I'm what you might call an eternal optimist about a select few things, the biggest being that I'm willing to give any horror movie a chance. No matter how many times the horror genre craps on my neck, I'm always ready to take more punishment. Yes, I might for a second think "Hmm. I bet this movie is going to crap on my neck...maybe I shouldn't--", but then I immediately correct myself with excuses, hope, selective reading, and a feigned dubious memory. "But!" think I, "Violent Vision! Gerald McRaney of television's Major Dad!" and the next thing you know, the movie is in my DVD player, crapping on my neck. This endless hope is a blessing and a curse, I tells ya, not unlike mint chocolate chip ice cream.
Night of Bloody Horror opens with the sounds of a couple quietly humping. After fists have clenched bedsheets and the humping has ended, I was not pleased to see that the skinny fella who dismounted the humpee was none other than Gerald McRaney of television's Major Dad. Having Gerald McRaney of television's Major Dad in a movie is one thing...having Gerald McRaney of television's Major Dad in a movie humping someone is quite another. The problem is, immediately I thought about the fact that in real life, he humps Delta Burke. Not that there's necessarily anything wrong with Delta Burke; she's lovely and I'm all about people with names torn straight from the Greek alphabet. The problem is that after thinking about Delta Burke, I began to think about Designing Women. When I think about Designing Women, I think about Dixie Carter and her fucking righteous soliloquies on that show and how she'd always rail against something for five minutes in some cheap "I am woman" way and she'd end with some sassy zinger and the audience would go crazy, clapping and whooping and...and then I found I was having a hard time concentrating on Night of Bloody Horror because I was blinded by rage at Julia Sugarbaker's soliloquies but moreso at the fact that I've seen enough episodes of Designing Women to have even developed a burning rage at Julia Sugarbaker's soliloquies. Not to be melodramatic or anything, but it puts my entire life into question.

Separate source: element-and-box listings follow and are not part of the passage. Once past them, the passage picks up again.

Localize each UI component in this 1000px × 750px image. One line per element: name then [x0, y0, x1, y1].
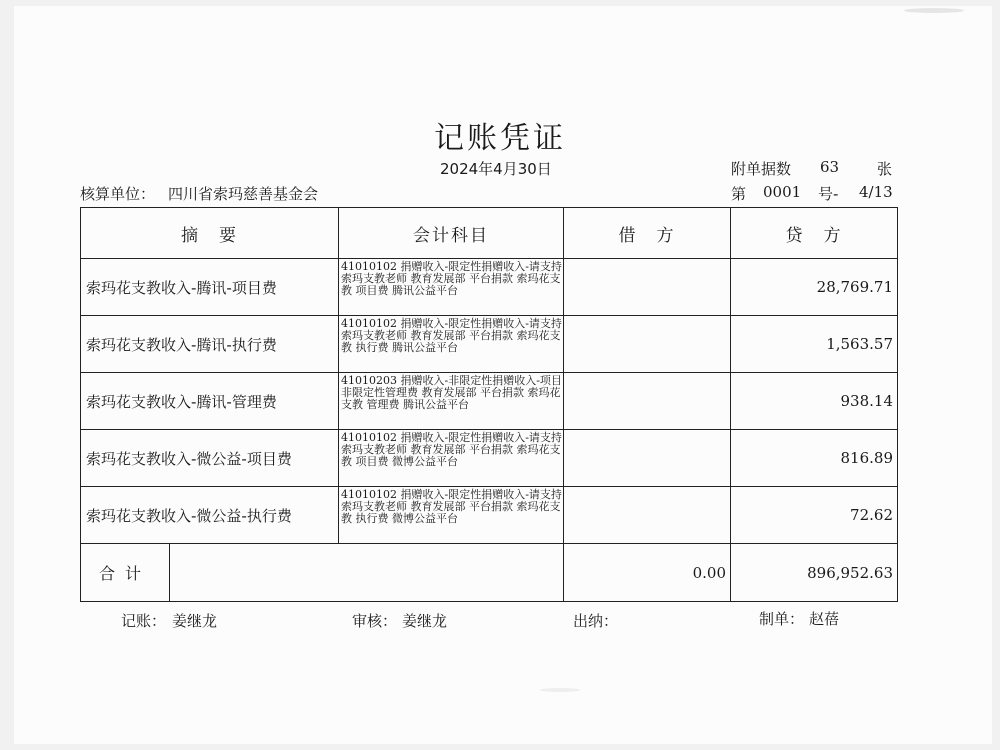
row-credit: 816.89: [731, 430, 898, 487]
unit-name: 四川省索玛慈善基金会: [168, 185, 319, 203]
table-row: [81, 487, 898, 544]
row-account: 41010102 捐赠收入-限定性捐赠收入-请支持索玛支教老师 教育发展部 平台捐款 索玛花支教 执行费 微博公益平台: [339, 487, 564, 544]
row-summary: 索玛花支教收入-腾讯-项目费: [81, 259, 339, 316]
attachments-count: 63: [820, 158, 840, 176]
row-account: 41010102 捐赠收入-限定性捐赠收入-请支持索玛支教老师 教育发展部 平台捐款 索玛花支教 项目费 微博公益平台: [339, 430, 564, 487]
reviewer-name: 姜继龙: [402, 612, 448, 630]
row-account: 41010203 捐赠收入-非限定性捐赠收入-项目非限定性管理费 教育发展部 平台捐款 索玛花支教 管理费 腾讯公益平台: [339, 373, 564, 430]
row-account: 41010102 捐赠收入-限定性捐赠收入-请支持索玛支教老师 教育发展部 平台捐款 索玛花支教 项目费 腾讯公益平台: [339, 259, 564, 316]
header-account: 会计科目: [339, 208, 564, 259]
voucher-number-prefix: 第: [731, 185, 747, 203]
header-summary: 摘 要: [81, 208, 339, 259]
preparer-name: 赵蓓: [809, 610, 840, 628]
voucher-page: 4/13: [859, 183, 893, 201]
voucher-number-suffix: 号-: [818, 185, 839, 203]
table-row: [81, 259, 898, 316]
cashier-label: 出纳：: [573, 612, 619, 630]
row-credit: 28,769.71: [731, 259, 898, 316]
voucher-date: 2024年4月30日: [440, 160, 552, 178]
table-row: [81, 373, 898, 430]
attachments-label: 附单据数: [731, 160, 792, 178]
row-debit: [564, 430, 731, 487]
table-row: [81, 430, 898, 487]
row-debit: [564, 373, 731, 430]
table-row: [81, 316, 898, 373]
row-credit: 72.62: [731, 487, 898, 544]
row-account: 41010102 捐赠收入-限定性捐赠收入-请支持索玛支教老师 教育发展部 平台捐款 索玛花支教 执行费 腾讯公益平台: [339, 316, 564, 373]
row-summary: 索玛花支教收入-腾讯-管理费: [81, 373, 339, 430]
row-summary: 索玛花支教收入-腾讯-执行费: [81, 316, 339, 373]
header-credit: 贷 方: [731, 208, 898, 259]
total-label-cell: [81, 544, 564, 602]
scan-artifact: [904, 8, 964, 13]
total-blank: [170, 544, 563, 601]
row-credit: 938.14: [731, 373, 898, 430]
total-row: [81, 544, 898, 602]
row-summary: 索玛花支教收入-微公益-项目费: [81, 430, 339, 487]
scan-artifact: [540, 688, 580, 692]
row-debit: [564, 259, 731, 316]
header-debit: 借 方: [564, 208, 731, 259]
bookkeeper-name: 姜继龙: [172, 612, 218, 630]
row-summary: 索玛花支教收入-微公益-执行费: [81, 487, 339, 544]
table-header-row: [81, 208, 898, 259]
row-credit: 1,563.57: [731, 316, 898, 373]
unit-label: 核算单位：: [80, 185, 156, 203]
reviewer-label: 审核：: [352, 612, 398, 630]
voucher-number: 0001: [763, 183, 802, 201]
attachments-unit: 张: [877, 160, 893, 178]
total-label: 合计: [81, 544, 170, 601]
total-debit: 0.00: [564, 544, 731, 602]
row-debit: [564, 316, 731, 373]
row-debit: [564, 487, 731, 544]
bookkeeper-label: 记账：: [121, 612, 167, 630]
voucher-table: [80, 207, 898, 602]
voucher-title: 记账凭证: [434, 121, 566, 156]
preparer-label: 制单：: [759, 610, 805, 628]
total-credit: 896,952.63: [731, 544, 898, 602]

Anyway, soon after the humping, Gerald McRaney of television's Major Dad clutches his temples as if he has a headache this big while a pinwheel of color spins around in the air...one can only assume that the pinwheel indicates that we have now crossed into Violent Vision. Suffice it to say, it's a bit of a letdown...not that I had any clue what to expect, but still.

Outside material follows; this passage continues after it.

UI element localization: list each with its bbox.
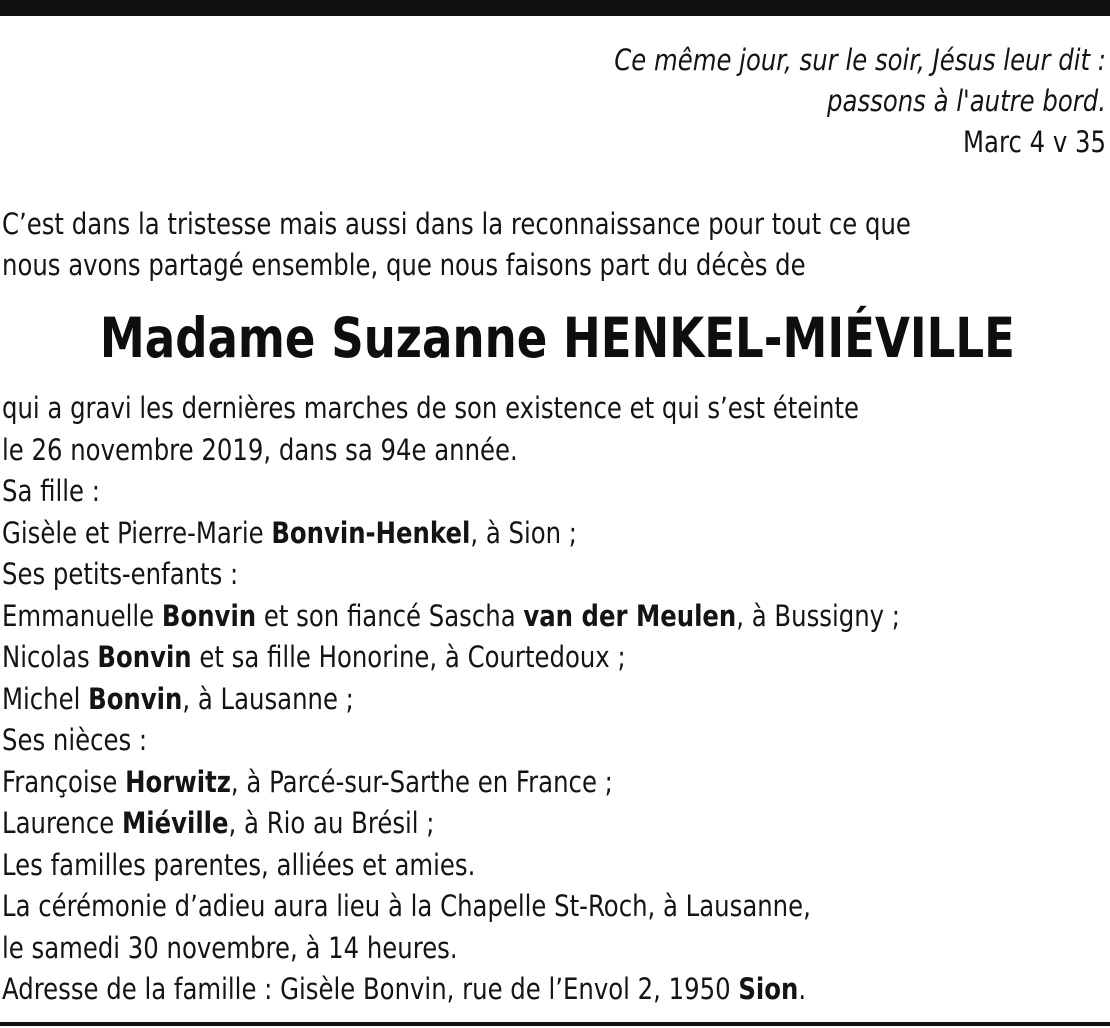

The next thing we know, the girl is getting stabbed in the eye while making her confession to a hooded priest. Hmm...is Violent Vision causing Gerald McRaney of television's Major Dad to become...violent?
Fast forward a year and Gerald McRaney of television's Major Dad has a new girlfriend, a pasty young nurse who took him home after he got roughed up by some hooligans one fateful evening. We learn of their budding romance through that most unique of cinematic devices: the musical montage. This montage, however, is leagues above all I've ever seen before for one reason. No, it's not the late-60s lite music playing...it's the fact that it's a montage of still images. We see the young couple walking past a roller coaster, standing by a tree, having dinner, and in my favorite photo, smoking together at the dinner table.
Soon enough, Violent Vision does its twirling thing and the pasty nurse has an axe in her chest.
And so on and so forth for another hour. There's fistfights, laughable special effects, a musical interlude featuring the psychedelic rock of The Bored (how appropriate), and some garbled family history for Gerald McRaney of television's Major Dad involving shotgun "accidents", dead younger brothers, a shrew-y mom, and insane asylums. Is Gerald McRaney of television's Major Dad really a cuckoo nutso killer? The answer lies somewhere in this secret recipe:
Take one brother accidentally killing another with a shotgun, the grief over which leads to their father committing suicide. Add to this a zesty sprig of the mother who has decided to store the bodies of her dead husband and son in the basement. Sprinkle on some spite towards the son who's still alive. Bake for 80 boring minutes and...no, Gerald McRaney of television's Major Dad is not the killer.
Perhaps Night of Bloody Horror would have been better if I were on drugs. As it was, I was only high on Diet Coke during the viewing and thus can only give this flick 3 out of 10 Gerald McRaney of television's Major Dads. Thanks for crapping on my neck, Day 1!